My eating has been mostly spot-on, with a few indulgences, but I'm burning around 7,000 calories a week right now, so I'm not too worried about it. I've noticed that my appetite has really regulated itself. I went out for Thai food for my mom's birthday, and even had a piece of cake, but then I wasn't hungry for the rest of the evening. That used to be unusual, as I would feel ravenous within a couple of hours of any size meal. Now I feel like I have the appetite of a lean person, and my brain and stomach communicate now (and the emotions usually agree, too). The rest of this weight loss journey feels like it is very doable because I'm not on a diet. I eat Thai food and cake, fries and beer, pizza and brownies, but only sometimes...and only when I really want them. The guilt and shame I used to feel with food is gone.

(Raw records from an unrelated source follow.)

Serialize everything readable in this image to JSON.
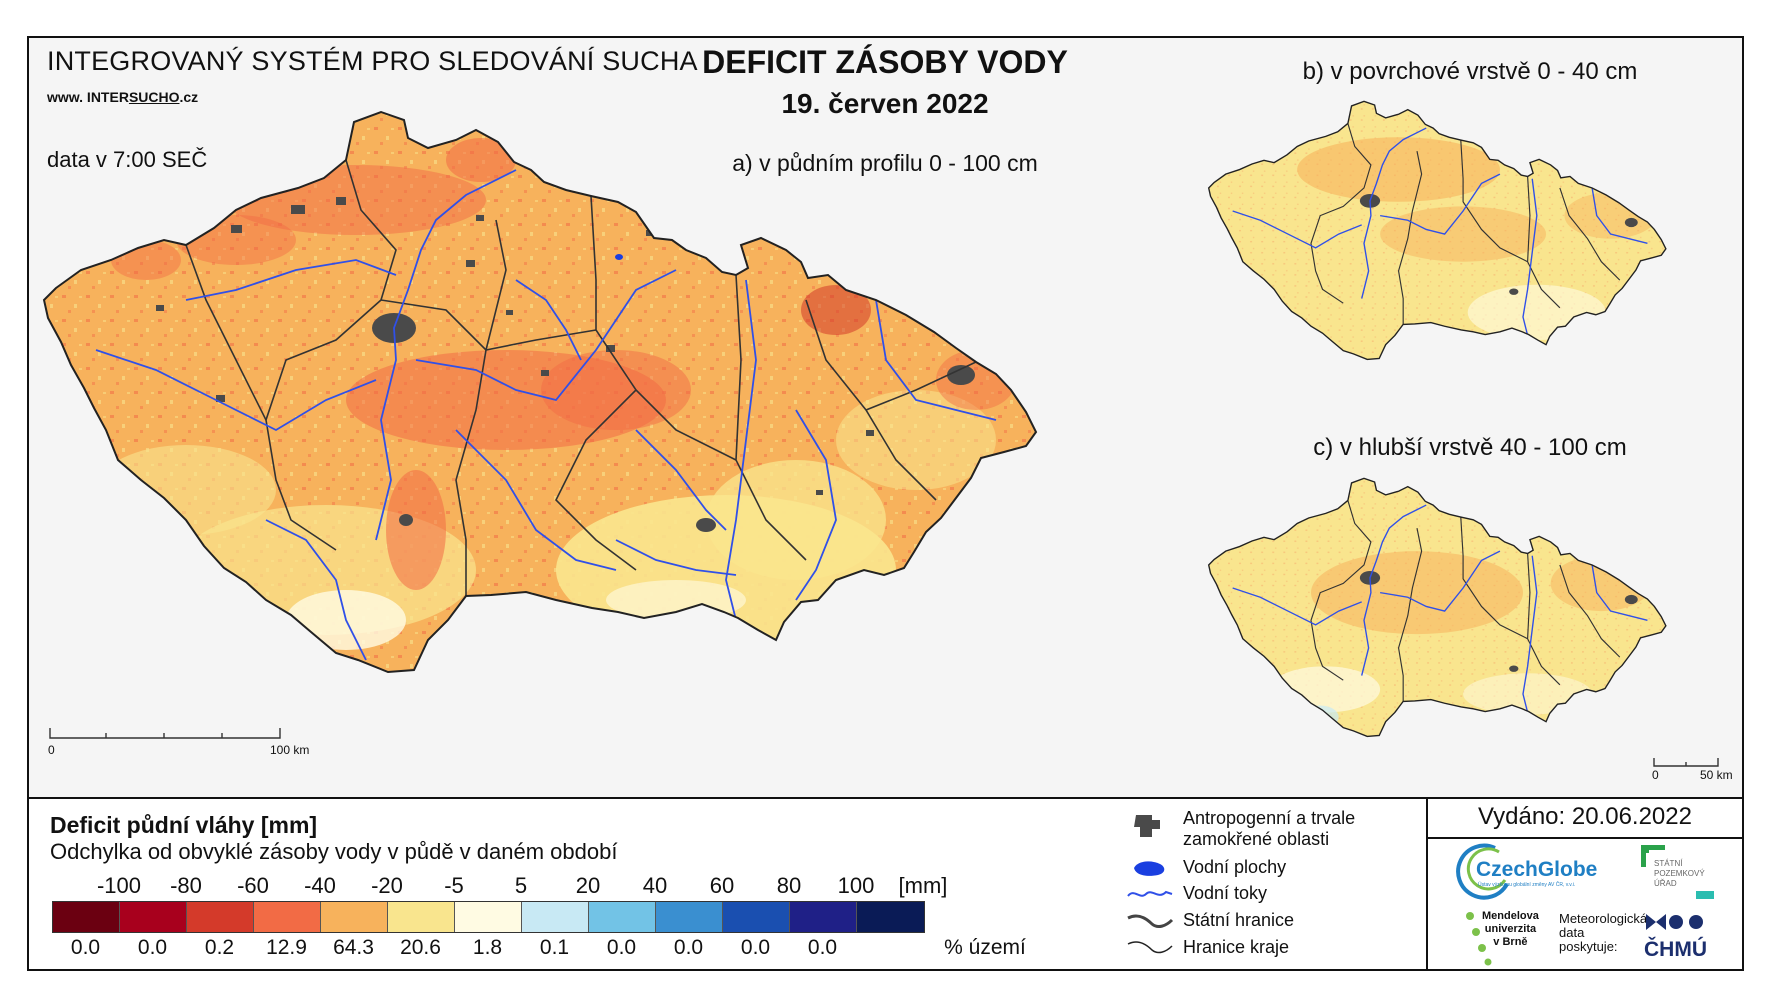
{
  "header": {
    "system_title": "INTEGROVANÝ SYSTÉM PRO SLEDOVÁNÍ SUCHA",
    "website_prefix": "www. INTER",
    "website_underlined": "SUCHO",
    "website_suffix": ".cz",
    "data_time": "data v 7:00 SEČ"
  },
  "title": {
    "main": "DEFICIT ZÁSOBY VODY",
    "date": "19. červen 2022"
  },
  "maps": {
    "a_label": "a) v půdním profilu 0 - 100 cm",
    "b_label": "b) v povrchové vrstvě 0 - 40 cm",
    "c_label": "c) v hlubší vrstvě 40 - 100 cm",
    "scale_main_start": "0",
    "scale_main_end": "100 km",
    "scale_small_start": "0",
    "scale_small_end": "50 km"
  },
  "legend": {
    "title": "Deficit půdní vláhy  [mm]",
    "subtitle": "Odchylka od obvyklé zásoby vody v půdě v daném období",
    "unit": "[mm]",
    "pct_label": "% území",
    "bounds": [
      "-100",
      "-80",
      "-60",
      "-40",
      "-20",
      "-5",
      "5",
      "20",
      "40",
      "60",
      "80",
      "100"
    ],
    "classes": [
      {
        "color": "#6b0011",
        "pct": "0.0"
      },
      {
        "color": "#a8001d",
        "pct": "0.0"
      },
      {
        "color": "#d43a2a",
        "pct": "0.2"
      },
      {
        "color": "#f26b45",
        "pct": "12.9"
      },
      {
        "color": "#f7b25c",
        "pct": "64.3"
      },
      {
        "color": "#f9e58e",
        "pct": "20.6"
      },
      {
        "color": "#fffbe3",
        "pct": "1.8"
      },
      {
        "color": "#c8e9f4",
        "pct": "0.1"
      },
      {
        "color": "#72c3e6",
        "pct": "0.0"
      },
      {
        "color": "#3a8fd0",
        "pct": "0.0"
      },
      {
        "color": "#1a4fb0",
        "pct": "0.0"
      },
      {
        "color": "#1f2087",
        "pct": "0.0"
      },
      {
        "color": "#0a1b56",
        "pct": ""
      }
    ]
  },
  "symbols": {
    "urban": "Antropogenní a trvale",
    "urban2": "zamokřené oblasti",
    "water_bodies": "Vodní plochy",
    "rivers": "Vodní toky",
    "state_border": "Státní hranice",
    "region_border": "Hranice kraje",
    "colors": {
      "urban": "#4a4a4a",
      "water": "#1a3fe0",
      "river": "#3050e8"
    }
  },
  "issued": "Vydáno: 20.06.2022",
  "logos": {
    "czechglobe": "CzechGlobe",
    "czechglobe_sub": "Ústav výzkumu globální změny AV ČR, v.v.i.",
    "spu": "STÁTNÍ POZEMKOVÝ ÚŘAD",
    "mendel1": "Mendelova",
    "mendel2": "univerzita",
    "mendel3": "v Brně",
    "meteo1": "Meteorologická",
    "meteo2": "data",
    "meteo3": "poskytuje:",
    "chmu": "ČHMÚ"
  }
}
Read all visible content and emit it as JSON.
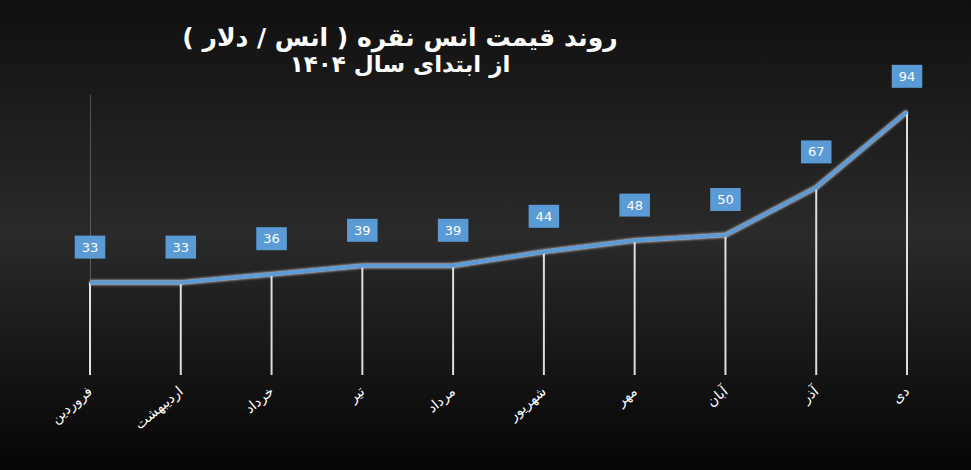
{
  "chart_data": {
    "type": "line",
    "title": "روند قیمت انس نقره ( انس / دلار )",
    "subtitle": "از ابتدای سال ۱۴۰۴",
    "categories": [
      "فروردین",
      "اردیبهشت",
      "خرداد",
      "تیر",
      "مرداد",
      "شهریور",
      "مهر",
      "آبان",
      "آذر",
      "دی"
    ],
    "values": [
      33,
      33,
      36,
      39,
      39,
      44,
      48,
      50,
      67,
      94
    ],
    "color": "#5b9bd5",
    "ylim": [
      0,
      100
    ],
    "grid": false,
    "data_labels": true,
    "tick_labels": "x",
    "marker": "none"
  }
}
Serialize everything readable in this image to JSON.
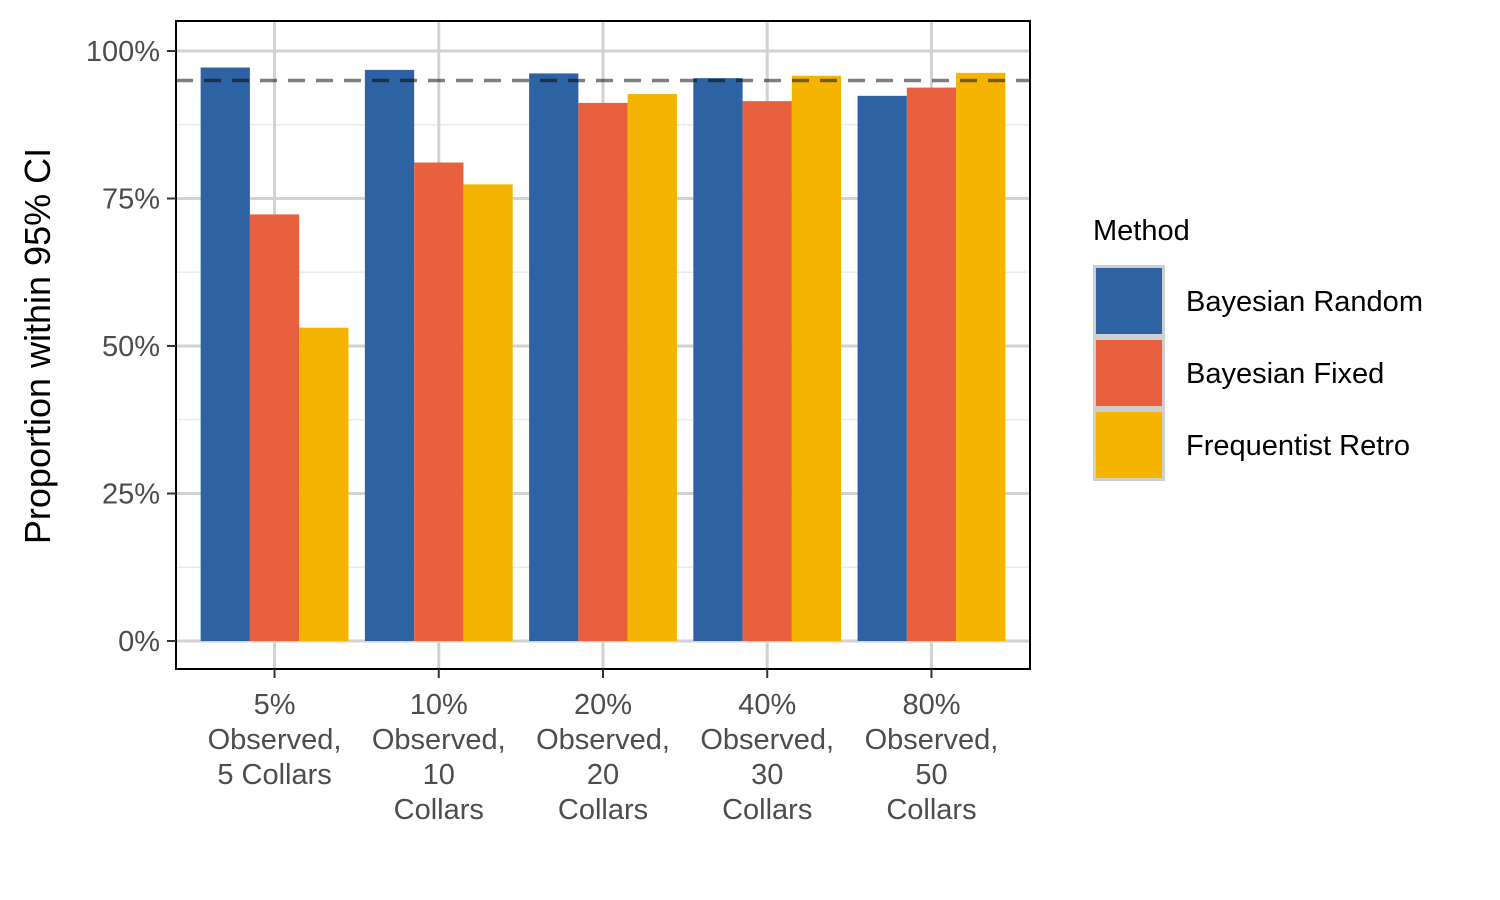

As a reward for my 40 pound loss, I treated myself to some new cloth pads from Party in My Pants ( partypantspads.com/ )--yes, reusable menstrual pads. If you've never tried reusable pads, I highly recommend this company--cute fabrics, too! (I figure any men that may come across this blog are mature enough to handle the mention of menstruation ). I switched to using these about a year ago and have never looked back. I spent about $100 on more pads, and those will last me for years.
Examples of Party in My Pants pads. Image from http://cupwire.ca/articles/40853
I blogged yesterday about seeing John Lithgow talk about his memoirs and getting to meet him briefly when he signed my copy of his book. I will always remember him saying, "Erin!" I had a great time with my brother, too--we talked, real conversation, instead of sitting in awkward silence. Exercise has brought us together, plain and simple. He started doing marathons because of me, and I am tickled to be someone's fitspiration. Kickboxing gave us time together where we could get to know each other better through movement, which led to real conversations. I finally have the little brother I always wanted; it makes life a lot richer.
This was a big ol' week for me with lots of excitement--and I'm pleased to know that it will only keep getting better. Well, I think I've covered everything--Jiu Jitsu, Muay Thai, losing 40 pounds, John Lithgow, menstruation...hope everyone had a wonderful week!
"Weight loss is easy--all you have to do is work really hard at something you really enjoy doing."